First off, Huber’s vocals will deter or arouse most — he delivers a super-, super-low indecipherable grunt, gurgle and squeal that’s almost comical at times, if it weren’t for the chosen genre and the rest of the music’s considerable heft. But my guess is that fans of brutal death metal and slam death will be OK with this. Then the production of Daniel Castleman (Lambesis Studios) — more known for his metalcore and deathcore production (As I Lay Dying, War of Ages, Winds of Plague etc) — delivers a very impressive yet clean girth that’s not as muddy or messy as most brutal/slam death.
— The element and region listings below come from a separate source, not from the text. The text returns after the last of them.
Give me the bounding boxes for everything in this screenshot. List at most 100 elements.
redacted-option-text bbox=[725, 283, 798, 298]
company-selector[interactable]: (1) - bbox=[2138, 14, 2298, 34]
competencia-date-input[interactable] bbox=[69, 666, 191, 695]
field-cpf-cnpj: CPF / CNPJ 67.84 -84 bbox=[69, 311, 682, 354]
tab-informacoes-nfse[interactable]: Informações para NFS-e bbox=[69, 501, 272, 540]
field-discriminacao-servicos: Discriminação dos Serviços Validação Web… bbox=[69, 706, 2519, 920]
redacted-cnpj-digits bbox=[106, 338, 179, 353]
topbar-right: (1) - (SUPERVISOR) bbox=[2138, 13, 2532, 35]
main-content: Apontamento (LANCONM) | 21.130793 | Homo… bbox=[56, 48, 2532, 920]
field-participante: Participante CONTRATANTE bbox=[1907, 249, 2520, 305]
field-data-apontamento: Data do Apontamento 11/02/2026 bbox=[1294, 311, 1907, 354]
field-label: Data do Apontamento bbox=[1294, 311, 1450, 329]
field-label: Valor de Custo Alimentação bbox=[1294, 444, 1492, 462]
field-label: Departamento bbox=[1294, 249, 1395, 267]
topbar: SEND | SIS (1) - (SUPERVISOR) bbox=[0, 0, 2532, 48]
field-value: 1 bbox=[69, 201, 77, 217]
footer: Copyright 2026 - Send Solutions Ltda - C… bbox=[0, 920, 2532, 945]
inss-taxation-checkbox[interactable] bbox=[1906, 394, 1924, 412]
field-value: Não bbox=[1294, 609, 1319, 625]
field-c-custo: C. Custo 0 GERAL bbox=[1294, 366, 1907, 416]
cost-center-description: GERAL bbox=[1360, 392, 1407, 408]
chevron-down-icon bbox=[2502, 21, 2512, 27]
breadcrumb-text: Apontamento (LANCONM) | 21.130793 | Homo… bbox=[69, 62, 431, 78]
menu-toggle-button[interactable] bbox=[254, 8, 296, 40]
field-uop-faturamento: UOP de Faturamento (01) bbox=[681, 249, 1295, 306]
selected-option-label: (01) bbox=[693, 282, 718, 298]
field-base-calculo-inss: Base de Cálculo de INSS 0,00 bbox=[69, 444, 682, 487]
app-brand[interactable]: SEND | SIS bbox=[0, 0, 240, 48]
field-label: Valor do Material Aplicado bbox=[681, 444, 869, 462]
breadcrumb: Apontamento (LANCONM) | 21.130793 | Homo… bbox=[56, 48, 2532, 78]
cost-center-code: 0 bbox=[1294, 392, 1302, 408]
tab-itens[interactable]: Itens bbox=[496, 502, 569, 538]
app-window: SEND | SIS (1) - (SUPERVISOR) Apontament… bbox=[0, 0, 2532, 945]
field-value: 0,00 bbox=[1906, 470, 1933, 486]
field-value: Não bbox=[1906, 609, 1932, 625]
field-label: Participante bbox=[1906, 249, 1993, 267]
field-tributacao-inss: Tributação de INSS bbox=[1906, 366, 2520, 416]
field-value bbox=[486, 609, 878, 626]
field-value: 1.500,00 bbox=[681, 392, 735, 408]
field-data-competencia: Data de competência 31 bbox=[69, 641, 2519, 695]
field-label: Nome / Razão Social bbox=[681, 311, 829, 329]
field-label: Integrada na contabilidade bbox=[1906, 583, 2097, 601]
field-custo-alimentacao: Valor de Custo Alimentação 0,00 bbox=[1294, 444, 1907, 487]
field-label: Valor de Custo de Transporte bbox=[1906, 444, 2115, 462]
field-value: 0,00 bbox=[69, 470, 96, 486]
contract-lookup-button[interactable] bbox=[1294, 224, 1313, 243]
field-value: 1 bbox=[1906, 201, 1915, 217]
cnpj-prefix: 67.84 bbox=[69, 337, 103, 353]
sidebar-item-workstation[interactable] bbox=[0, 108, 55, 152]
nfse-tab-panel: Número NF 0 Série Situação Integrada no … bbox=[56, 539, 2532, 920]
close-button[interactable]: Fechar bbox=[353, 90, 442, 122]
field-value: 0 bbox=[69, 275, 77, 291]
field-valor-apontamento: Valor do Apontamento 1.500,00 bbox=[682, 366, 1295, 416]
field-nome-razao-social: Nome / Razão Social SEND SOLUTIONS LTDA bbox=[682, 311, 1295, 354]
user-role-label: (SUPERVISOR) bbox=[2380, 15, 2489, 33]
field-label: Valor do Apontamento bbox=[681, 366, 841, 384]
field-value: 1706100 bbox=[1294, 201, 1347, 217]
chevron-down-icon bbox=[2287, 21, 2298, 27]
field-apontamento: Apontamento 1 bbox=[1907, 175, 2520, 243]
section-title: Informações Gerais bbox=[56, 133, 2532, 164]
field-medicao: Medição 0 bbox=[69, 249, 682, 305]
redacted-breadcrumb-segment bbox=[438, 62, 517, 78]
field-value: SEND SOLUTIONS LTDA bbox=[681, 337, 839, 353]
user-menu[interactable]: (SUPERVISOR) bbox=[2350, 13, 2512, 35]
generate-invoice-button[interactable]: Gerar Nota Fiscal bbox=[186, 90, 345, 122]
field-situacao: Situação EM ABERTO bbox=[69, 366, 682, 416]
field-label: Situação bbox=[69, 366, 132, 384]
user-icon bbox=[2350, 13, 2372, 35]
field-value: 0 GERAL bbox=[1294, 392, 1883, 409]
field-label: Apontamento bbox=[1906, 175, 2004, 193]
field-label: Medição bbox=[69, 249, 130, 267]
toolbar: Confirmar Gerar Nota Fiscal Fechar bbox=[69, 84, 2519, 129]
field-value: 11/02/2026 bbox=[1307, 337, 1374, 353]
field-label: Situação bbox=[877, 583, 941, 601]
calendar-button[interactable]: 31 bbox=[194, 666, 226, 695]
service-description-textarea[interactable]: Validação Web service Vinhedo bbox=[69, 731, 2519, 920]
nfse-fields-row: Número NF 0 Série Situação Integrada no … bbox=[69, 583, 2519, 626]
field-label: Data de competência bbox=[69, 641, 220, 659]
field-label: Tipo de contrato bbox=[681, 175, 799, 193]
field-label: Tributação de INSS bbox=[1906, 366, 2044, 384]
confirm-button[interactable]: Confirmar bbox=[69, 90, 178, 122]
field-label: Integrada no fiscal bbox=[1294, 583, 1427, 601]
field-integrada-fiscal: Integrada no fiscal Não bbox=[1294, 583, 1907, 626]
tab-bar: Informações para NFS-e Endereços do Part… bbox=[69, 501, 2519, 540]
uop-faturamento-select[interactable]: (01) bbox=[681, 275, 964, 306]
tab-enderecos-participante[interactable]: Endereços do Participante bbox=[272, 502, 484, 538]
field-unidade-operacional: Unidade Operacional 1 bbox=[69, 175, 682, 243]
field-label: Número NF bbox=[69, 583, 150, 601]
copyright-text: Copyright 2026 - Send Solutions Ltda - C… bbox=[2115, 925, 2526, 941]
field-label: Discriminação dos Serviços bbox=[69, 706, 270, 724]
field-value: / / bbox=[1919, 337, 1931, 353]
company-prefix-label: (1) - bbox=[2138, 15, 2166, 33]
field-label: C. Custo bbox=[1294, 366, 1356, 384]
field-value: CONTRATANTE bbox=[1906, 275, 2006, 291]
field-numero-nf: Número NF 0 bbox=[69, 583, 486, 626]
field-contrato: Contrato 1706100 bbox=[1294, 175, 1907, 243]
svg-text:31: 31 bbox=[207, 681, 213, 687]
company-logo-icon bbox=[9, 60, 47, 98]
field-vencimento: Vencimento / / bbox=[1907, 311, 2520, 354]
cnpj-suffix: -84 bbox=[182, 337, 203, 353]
Thusly the many, many rumbling grooves and moments of slammy heft are actually discernable and crystal clear.
And to top it off, as with Legacy of the Ancients, Pathology has a very sly sense of melody amid the rumbling, gurgling salvo of brutality. While most of the album effectively and efficiently blasts, slams and gurgles with the best of them (“Dissected by Righteousness”, “Hostility Towards Conformity”, “Emesis” etc), a few tracks like “Media Consumption”, “Prolonging the Suffering” ,“Humanity’s Cesspool” and “Opposing Globalization” throw in a slick solo or a melodic riff that, while sticking out in the style, is surprisingly competent and gives a little extra something to the brutality. And it’s no surprise that those tracks are the album’s best cuts.
Not quite the amicable brutal death metal that I labeled the last album, as Huber is downright sick, Pathology is a still a solid and surprisingly adept and enjoyable example of an otherwise rather boring two-trick genre.